If you are living a high pressured lifestyle and taming stress is a constant struggle, your floating schedule may be more frequent. An athlete or weekend warrior may increase floating time when approaching a competition, or recovering from an event. A pregnant mama may enjoy more time for zenful floats before her baby enters the world and then come for a monthly float to catch up on rest once baby is here.
As your practice develops you’ll begin to see what works for you. It’s a process. And no matter how clichéd it is, the journey is where your answer lies.
How often are others floating?
Glenn Perry and his wife Lee along with Dr. John Lilly created the first commercial float tank over 50 years ago. I can’t imagine the hours he has spent in the float tank over the years, so when he speaks about a personal floating practice, I listen!
For him, floating transcends merely the physical and mental benefits it provides. According to Perry, “to float is to pray.”
A few years ago, he issued a challenge if you float everyday for 2 weeks, your life will change." This intense floating schedule is not easy, but does seem to provide some deep introspection and many people have taken this missive, expanded upon it and shared their insights.
The owners of Float Oasis in Canada, both floated for 21 days straight. Both Taylor and Tyson shared their experiences and insights from their time in the tank.
And if 21 days of floating isn't enough, 31 was an experience that brought this floater closer to being who she wants to be.
A pregnant mama writes a blog about her frequent float and time in the tank during her pregnancy. Leah talks about looking forward to her time in the tank where she could find comfort and have time with her unborn child in their own quiet happy place.
Tim Ferriss has spoken about his floating schedule on his blog, podcast and in his books. He uses the unique environment of a tank as training for lucid dreaming. He floats twice a week, Monday and Friday. And according to Ferriss, “after 2 weeks, I feel like I normally would after a month of daily meditating, even if I’m not meditating.”
While the question of how often to float is probably the most frequently asked, it is often followed up with the question of how often do we float here at Float Nashville.
Each member of our Float Nashville team is passionate about floating and the tank. While we are all frequent floaters, our float schedules look very different.
As Jessyka has written before, she floats for migraine and pain management. She floats about once every two weeks, but floats more frequently when weather changes cause more frequent pain issues.
Daisica does deep work in the tank and is known for her many float stints floating many times a week or even daily for days or weeks in a row when she is working on deep personal issues.

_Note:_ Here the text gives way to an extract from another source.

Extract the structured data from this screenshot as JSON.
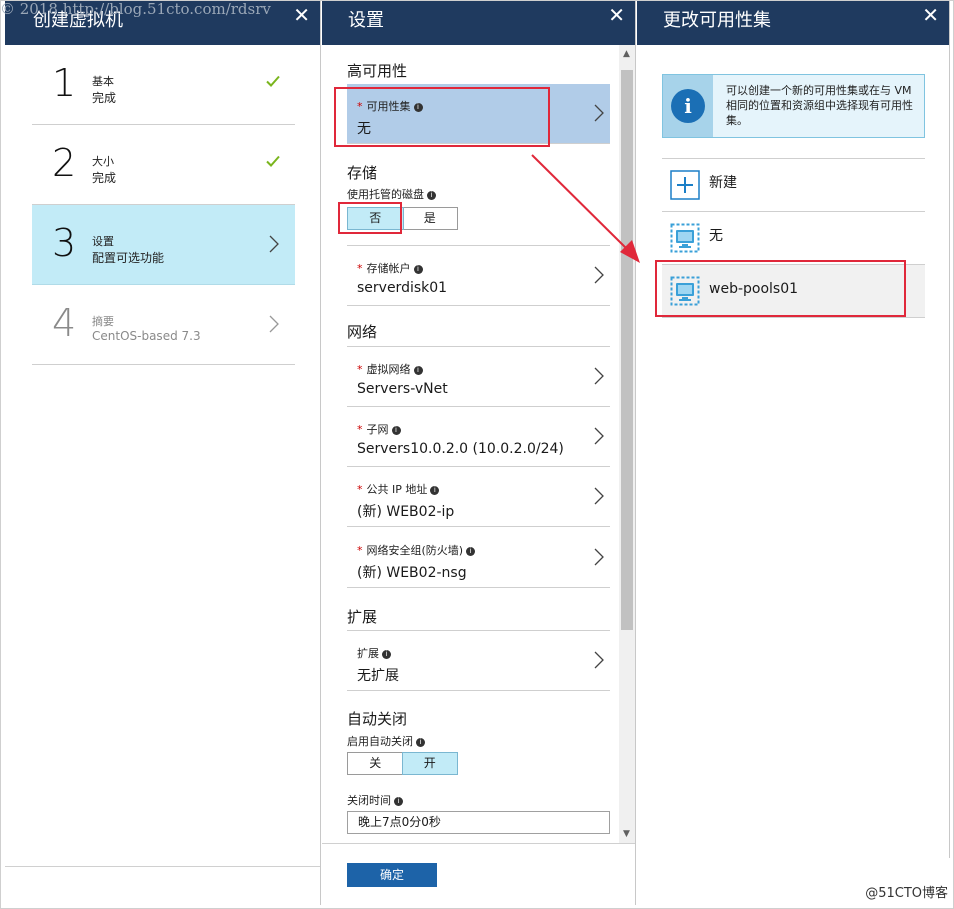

Mark floats for stress, pain issues and will often do multiple short floats through the more stressful weeks.
Over the years, my reasons for floating have changed and so have my floating habits. I float for stress, clarity of mind and to catch up on sleep when my mind or body won’t let me catch a full night in bed.
These days I rarely do more than once a week, but last year while my Grandmother took ill and passed away soon after, floating became a soothing balm and the tank a solace while I grieved.
Float schedules are never one size fits all, but a regular routine reaps you positive effects. Ultimately, the frequency is personal preference.